Pro-Growth Tax Cuts Will Remain In Place, Spending Restraint Process Begins
WASHINGTON, D.C. – Late last night, the House and the Senate passed the federal fiscal year 2006 budget which will calls for the fifth tax cut in as many years AND starts the process toward reigning in runaway spending.
The budget will continue the pro-growth tax cuts that have been put into place over the past four years by setting the window to make the existing tax cuts permanent and to extend provisions that are set to expire. These cuts include the capital gains and dividend tax cut provisions which were essential to reigniting the stock market after three years of declines. The budget also extends the small business expensing provisions which has helped restore business investment after two straight years of declines.

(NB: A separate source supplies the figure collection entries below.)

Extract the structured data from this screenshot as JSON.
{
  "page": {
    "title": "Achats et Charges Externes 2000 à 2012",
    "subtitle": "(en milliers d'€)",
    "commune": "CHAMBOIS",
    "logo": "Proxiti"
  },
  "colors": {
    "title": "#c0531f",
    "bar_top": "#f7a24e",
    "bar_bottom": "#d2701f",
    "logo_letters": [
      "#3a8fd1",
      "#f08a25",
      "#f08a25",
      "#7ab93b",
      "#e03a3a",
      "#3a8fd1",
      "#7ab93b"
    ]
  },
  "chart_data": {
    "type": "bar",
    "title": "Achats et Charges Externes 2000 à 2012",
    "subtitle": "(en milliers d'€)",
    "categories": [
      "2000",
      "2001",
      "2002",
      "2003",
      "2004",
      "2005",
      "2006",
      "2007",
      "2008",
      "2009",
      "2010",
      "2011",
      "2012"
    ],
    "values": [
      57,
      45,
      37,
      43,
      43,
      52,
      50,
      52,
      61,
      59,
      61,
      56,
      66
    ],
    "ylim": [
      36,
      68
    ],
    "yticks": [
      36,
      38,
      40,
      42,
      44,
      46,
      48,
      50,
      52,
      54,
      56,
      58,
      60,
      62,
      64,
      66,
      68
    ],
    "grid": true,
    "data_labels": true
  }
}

“The 2003 tax cuts have worked to spur the fastest economic growth in 20 years,” said Grover Norquist, president of Americans for Tax Reform (ATR). “This budget ensures the growth will continue by calling for a fifth year of tax cuts and to extend the tax cuts that have already been enacted.”
At the same time, the newly passed budget begins the process of restoring spending restraint in the nation’s capital. In the past four years, federal spending as a percentage of Gross Domestic Product (GDP) increased by 5.4 percent. The proposed budget will slow the growth of mandatory spending by including reconciliation language for authorizing committees for a $34.7 billion reduction over five years. At the same time, non defense, non homeland discretionary spending will decline by 0.8 percent.
“This budget is the first step towards restraining the raptorial spending interests who have been feeding at the expense of the American taxpayer for the past four years,” continued Norquist. “A message has been sent with last night’s vote – the party is over and taxpayers will come first in each successive budget from here on in.”